That said, the reality today is that RPKI trust anchors are perfectly
capable of (through malice or cybersecurity incidents) AS0-routing as much IP space as they want,
taking entire swaths of the internet offline for a day or more at a time. So even if there was a ton
of hand-wringing about it prior to deployment, that didn't translate into any best practices which
actually reduce the trust the RPKI system has.

I mean, I'm still confused about what best practices people think should exist.

The entire point of RPKI is to validate the announcement instructions in the ROA were created by authorized assignee of the IP space. The authoritative party as to who the assignee of the IP space is is the RIR .  This means the RIR is inherently the root of trust.

What proposals are out there that can perform the same function without that RIR being at the root of it? 

On Sun, Nov 17, 2024 at 2:42 PM Matt Corallo <nanog@as397444.net> wrote:


On 11/14/24 2:29 PM, Tom Beecher wrote:
>     In all the rush to deploy RPKI I fear these issues are not talked
>     about enough.
>
>
> The first RPKI deployments started happening in the early 2010s, after many many years of being
> talked about.
>
> I'm sure you didn't mean it, but it's pretty insulting to the people who have spent countless hours
> working on these issues to say 'it wasn't talked about enough'.

Apologies if it came across as insulting, indeed I wasn't spending my time reading IETF mailing
lists in the early 2010s :).

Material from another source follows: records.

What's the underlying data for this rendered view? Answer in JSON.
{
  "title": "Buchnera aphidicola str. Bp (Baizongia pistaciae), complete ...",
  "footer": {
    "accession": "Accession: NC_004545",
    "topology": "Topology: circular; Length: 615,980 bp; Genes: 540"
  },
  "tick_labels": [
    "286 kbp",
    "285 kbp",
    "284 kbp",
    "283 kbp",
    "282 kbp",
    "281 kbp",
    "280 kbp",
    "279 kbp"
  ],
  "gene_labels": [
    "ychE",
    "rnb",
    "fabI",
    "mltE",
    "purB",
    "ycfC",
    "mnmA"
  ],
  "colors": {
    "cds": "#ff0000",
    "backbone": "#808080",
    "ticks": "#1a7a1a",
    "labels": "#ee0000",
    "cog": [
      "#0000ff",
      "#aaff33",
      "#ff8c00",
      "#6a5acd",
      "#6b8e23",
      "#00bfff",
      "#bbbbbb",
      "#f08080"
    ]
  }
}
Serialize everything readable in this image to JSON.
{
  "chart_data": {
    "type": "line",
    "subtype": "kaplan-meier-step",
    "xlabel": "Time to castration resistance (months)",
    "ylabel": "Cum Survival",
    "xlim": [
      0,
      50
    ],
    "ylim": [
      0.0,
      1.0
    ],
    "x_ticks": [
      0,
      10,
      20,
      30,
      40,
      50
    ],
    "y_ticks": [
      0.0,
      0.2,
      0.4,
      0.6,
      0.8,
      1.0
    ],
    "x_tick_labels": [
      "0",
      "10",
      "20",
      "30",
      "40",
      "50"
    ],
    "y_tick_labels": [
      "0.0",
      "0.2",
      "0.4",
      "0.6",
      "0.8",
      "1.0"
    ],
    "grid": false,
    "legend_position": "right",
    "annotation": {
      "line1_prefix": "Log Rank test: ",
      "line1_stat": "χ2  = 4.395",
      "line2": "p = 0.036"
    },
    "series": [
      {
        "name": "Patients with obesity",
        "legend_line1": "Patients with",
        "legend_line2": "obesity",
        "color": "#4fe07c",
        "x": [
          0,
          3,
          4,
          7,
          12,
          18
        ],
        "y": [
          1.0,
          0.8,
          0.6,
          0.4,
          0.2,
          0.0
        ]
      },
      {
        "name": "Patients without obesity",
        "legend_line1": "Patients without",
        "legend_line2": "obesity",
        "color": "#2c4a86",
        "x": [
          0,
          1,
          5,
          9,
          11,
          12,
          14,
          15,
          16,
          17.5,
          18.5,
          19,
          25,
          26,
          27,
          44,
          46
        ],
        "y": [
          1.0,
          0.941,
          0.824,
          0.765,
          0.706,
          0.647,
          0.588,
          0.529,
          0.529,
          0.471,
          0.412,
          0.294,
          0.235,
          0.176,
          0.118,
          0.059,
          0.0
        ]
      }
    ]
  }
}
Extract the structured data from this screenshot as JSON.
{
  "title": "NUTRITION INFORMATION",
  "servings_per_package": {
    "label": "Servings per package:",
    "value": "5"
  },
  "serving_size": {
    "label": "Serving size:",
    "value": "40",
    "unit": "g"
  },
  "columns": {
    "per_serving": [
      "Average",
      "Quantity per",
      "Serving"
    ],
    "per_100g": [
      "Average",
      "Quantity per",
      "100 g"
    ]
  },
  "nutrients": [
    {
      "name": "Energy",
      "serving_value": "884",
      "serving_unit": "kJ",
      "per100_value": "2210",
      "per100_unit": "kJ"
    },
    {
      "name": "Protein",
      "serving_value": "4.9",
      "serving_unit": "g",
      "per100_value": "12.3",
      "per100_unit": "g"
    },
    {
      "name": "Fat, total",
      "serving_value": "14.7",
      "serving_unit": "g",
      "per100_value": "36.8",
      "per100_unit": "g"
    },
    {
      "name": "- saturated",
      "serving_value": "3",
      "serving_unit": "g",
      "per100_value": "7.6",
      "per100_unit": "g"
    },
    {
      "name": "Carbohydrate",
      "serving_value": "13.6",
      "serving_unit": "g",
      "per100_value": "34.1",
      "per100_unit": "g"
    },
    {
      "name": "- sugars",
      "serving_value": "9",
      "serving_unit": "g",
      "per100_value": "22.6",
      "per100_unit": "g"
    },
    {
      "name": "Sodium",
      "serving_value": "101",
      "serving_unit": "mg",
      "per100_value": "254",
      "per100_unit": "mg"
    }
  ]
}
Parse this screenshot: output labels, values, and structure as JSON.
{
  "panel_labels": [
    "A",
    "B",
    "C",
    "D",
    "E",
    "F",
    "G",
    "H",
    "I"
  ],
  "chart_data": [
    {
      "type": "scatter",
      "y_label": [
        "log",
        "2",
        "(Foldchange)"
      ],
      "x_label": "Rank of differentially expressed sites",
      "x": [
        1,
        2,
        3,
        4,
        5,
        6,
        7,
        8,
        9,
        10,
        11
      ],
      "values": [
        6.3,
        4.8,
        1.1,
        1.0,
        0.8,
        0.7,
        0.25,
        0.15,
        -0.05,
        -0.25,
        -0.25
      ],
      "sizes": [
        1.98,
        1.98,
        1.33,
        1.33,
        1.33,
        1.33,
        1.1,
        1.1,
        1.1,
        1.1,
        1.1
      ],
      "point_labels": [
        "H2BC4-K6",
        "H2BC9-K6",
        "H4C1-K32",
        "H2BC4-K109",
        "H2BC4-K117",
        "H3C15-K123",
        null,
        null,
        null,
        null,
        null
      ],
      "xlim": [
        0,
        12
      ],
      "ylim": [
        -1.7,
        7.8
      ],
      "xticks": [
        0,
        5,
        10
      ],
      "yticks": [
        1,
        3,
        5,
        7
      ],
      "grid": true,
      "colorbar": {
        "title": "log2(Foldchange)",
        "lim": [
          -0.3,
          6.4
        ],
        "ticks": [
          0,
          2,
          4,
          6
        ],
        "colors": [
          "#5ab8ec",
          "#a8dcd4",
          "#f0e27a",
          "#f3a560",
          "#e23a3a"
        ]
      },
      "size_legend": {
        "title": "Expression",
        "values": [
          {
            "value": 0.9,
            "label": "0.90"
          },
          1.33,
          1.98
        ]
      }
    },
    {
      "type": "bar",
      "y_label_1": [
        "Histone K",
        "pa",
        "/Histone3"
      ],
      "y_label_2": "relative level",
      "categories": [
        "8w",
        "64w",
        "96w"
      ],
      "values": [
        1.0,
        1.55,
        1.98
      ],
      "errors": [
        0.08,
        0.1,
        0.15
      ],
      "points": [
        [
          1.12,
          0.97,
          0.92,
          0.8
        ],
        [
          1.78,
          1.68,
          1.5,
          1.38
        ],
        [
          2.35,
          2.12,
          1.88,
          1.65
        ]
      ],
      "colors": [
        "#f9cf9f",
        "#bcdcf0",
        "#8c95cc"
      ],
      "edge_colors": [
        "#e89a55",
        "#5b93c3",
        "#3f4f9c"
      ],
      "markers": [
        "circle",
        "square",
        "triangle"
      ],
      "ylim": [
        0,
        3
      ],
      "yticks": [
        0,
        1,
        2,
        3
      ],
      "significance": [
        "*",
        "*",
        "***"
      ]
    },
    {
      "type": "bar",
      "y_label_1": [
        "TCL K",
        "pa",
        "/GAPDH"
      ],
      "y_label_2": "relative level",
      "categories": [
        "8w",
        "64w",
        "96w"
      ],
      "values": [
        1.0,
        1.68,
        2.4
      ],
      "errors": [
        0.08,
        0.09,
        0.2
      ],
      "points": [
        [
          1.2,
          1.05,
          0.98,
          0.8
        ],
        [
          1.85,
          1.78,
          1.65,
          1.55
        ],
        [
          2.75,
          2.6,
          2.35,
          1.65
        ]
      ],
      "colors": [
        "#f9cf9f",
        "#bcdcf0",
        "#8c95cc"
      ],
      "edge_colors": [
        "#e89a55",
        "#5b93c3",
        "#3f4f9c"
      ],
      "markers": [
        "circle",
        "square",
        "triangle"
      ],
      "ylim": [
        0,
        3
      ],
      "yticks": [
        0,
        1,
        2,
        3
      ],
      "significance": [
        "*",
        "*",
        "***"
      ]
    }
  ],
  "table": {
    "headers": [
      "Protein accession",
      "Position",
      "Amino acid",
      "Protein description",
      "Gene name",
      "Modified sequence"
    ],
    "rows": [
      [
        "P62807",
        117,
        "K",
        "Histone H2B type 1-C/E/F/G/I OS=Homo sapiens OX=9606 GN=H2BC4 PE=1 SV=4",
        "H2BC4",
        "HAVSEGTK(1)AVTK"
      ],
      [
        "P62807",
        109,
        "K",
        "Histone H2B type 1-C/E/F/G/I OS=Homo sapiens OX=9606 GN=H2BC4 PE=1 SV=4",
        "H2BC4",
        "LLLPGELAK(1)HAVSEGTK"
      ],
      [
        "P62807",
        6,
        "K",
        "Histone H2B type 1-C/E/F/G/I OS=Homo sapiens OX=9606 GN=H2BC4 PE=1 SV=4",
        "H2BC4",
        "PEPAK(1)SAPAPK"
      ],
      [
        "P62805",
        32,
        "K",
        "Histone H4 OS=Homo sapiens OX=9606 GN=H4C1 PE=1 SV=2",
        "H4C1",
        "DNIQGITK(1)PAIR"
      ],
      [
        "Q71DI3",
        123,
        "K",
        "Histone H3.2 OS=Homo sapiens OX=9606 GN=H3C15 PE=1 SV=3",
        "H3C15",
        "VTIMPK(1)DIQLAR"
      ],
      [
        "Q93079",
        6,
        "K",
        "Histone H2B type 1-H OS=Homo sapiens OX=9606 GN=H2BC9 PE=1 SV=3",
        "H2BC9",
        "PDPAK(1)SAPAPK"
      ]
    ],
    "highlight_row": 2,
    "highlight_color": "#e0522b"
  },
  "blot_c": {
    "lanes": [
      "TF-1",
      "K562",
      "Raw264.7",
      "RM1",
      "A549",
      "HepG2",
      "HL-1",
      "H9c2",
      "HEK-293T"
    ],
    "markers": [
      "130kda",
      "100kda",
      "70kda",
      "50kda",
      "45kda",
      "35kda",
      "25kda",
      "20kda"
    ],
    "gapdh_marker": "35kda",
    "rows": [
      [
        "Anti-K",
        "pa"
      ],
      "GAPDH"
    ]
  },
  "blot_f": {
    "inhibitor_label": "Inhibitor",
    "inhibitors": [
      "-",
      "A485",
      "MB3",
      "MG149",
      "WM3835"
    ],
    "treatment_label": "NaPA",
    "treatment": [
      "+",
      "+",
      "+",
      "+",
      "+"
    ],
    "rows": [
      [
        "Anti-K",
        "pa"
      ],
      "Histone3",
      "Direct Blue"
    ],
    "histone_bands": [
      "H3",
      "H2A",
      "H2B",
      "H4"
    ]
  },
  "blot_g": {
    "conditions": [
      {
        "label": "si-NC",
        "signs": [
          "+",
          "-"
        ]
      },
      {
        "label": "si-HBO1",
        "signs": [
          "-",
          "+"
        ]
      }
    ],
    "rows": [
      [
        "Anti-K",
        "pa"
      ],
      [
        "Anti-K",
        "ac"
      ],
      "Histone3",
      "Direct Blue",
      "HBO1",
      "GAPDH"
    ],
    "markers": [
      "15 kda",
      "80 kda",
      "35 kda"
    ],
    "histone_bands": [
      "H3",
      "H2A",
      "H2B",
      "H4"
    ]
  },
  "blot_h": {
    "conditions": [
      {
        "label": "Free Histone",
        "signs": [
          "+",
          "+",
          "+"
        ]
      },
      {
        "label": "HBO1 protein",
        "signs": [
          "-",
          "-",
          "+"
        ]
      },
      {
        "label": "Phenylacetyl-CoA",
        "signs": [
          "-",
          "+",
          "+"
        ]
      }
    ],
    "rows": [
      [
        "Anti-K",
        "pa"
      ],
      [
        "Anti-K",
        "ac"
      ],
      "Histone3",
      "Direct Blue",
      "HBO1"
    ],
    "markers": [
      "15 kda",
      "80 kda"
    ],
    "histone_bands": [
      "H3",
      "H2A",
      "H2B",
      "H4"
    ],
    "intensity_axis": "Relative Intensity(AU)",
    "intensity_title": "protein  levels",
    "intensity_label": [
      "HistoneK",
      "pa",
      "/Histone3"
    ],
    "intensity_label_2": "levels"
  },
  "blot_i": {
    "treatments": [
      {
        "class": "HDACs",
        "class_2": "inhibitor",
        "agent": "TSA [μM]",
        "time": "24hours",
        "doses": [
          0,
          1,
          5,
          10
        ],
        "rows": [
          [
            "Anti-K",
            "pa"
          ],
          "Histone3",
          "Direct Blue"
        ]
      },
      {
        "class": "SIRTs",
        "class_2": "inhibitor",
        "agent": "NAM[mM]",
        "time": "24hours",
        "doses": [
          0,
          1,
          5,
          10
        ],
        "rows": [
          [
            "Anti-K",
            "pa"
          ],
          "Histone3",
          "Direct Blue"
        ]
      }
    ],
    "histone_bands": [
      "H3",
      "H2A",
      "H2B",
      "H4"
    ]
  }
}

That said, the reality today is that RPKI trust anchors are perfectly
capable of (through malice or cybersecurity incidents) AS0-routing as much IP space as they want,
taking entire swaths of the internet offline for a day or more at a time. So even if there was a ton
of hand-wringing about it prior to deployment, that didn't translate into any best practices which
actually reduce the trust the RPKI system has.